Now that the rush of battle had passed, his mind was being awakened to all kinds
of sensations. The pain oozed into his flesh.
“Come here,” she said, beckoning him onto the edge of the bed. “Can you raise
your arm?”
He attempted to do so and managed, subduing a grimace with a clenched jaw, but
not the shaking of his outstretched arm.
“Looks like the round tore through the deltoid,” said Celyn, with a careful eye
on the laceration. She emptied out all the contents of an iatric pack and
opened up a vial. “This may sting a little,” she said, holding the vial over
his shoulder.
He subdued another grimace as the pale fluid poured out and seared his flesh
like a brand. The burn lingered until the painkillers kicked in, and the gear was
gently peeled back over the wound. He watched her from the corner of his eye.

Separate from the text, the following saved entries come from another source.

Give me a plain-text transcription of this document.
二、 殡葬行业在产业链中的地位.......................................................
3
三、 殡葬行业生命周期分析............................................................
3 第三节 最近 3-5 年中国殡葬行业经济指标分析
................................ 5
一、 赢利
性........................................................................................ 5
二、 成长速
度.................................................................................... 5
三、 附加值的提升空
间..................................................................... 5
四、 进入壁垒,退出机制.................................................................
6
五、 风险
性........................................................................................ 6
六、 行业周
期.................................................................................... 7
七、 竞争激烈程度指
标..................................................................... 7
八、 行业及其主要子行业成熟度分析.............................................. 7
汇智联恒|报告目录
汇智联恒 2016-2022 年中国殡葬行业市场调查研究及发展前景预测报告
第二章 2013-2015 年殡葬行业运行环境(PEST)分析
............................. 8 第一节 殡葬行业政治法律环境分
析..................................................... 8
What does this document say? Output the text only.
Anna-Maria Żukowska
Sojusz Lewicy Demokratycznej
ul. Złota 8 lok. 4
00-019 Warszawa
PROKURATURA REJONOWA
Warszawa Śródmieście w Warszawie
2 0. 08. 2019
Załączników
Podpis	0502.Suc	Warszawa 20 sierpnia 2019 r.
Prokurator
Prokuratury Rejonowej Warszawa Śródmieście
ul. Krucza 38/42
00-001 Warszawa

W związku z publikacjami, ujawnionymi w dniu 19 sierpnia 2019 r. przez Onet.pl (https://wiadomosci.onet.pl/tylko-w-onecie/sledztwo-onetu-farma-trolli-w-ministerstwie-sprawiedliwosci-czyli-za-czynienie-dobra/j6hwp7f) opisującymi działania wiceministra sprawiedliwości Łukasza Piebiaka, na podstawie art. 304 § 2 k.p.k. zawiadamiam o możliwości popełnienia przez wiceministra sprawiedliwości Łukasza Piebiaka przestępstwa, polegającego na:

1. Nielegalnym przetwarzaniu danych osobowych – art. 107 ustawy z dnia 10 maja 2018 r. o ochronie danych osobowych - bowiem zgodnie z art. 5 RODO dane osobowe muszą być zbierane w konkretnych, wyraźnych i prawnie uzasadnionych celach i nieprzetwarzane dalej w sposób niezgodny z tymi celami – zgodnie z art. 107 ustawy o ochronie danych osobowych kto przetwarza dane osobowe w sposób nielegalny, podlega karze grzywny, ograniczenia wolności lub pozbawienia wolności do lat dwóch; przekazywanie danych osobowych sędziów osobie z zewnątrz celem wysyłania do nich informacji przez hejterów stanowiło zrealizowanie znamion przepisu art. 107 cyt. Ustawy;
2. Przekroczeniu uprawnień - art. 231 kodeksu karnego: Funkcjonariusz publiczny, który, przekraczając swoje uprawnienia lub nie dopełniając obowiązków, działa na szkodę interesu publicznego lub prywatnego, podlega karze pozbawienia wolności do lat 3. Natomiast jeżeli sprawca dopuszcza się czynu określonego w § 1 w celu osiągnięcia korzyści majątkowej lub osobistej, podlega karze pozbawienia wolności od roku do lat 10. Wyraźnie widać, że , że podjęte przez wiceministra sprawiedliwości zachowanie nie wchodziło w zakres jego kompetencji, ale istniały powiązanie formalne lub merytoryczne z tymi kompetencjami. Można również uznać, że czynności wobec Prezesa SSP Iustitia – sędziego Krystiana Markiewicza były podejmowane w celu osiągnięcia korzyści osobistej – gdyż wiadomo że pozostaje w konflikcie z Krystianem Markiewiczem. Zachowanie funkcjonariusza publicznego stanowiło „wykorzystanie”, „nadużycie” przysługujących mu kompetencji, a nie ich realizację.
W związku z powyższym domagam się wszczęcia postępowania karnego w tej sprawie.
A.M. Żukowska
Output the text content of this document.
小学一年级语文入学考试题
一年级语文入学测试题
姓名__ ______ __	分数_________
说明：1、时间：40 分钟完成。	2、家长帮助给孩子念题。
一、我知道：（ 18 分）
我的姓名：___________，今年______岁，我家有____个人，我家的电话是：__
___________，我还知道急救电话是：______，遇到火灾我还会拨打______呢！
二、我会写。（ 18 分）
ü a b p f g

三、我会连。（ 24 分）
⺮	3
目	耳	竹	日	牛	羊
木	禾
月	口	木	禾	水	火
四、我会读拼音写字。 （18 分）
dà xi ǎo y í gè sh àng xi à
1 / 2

Her touch was tender through the dead flesh. The sounds of the faraway battles
had all but disappeared, and an uncanny peace settled upon them, in the solace
of that dark room.
“So…” Celyn murmured, “now you’ll just …disappear into the night?”
He sensed the hints of longing in her voice. “Not yet,” he answered, quietly, “but…
soon.” He flinched again. The suturing gel filled the gap of the wound and
the raw flesh tingled.
“This whole region is one big warzone. Where will you go?”
“South, toward Mamayev. Then east, to the Kazakh border.”
“That’s East Grid territory.”
“There is no choice,” he said. “I cannot remain in the West.”
He felt the wound contract and the binding gently but firmly layered over the
wound
“That is one hell of a march,” said Celyn. “Better stock up on supplies. You
may run into a few skirmishes on the way.”
“I can take care of myself.” He brusquely came to his feet once the last strip
of gauze was layered and a loud explosion sounded from nearby.
They rushed out of the building just in time to see the last fragments of a
severely battered building tumbling into the street. Celyn came up by his side.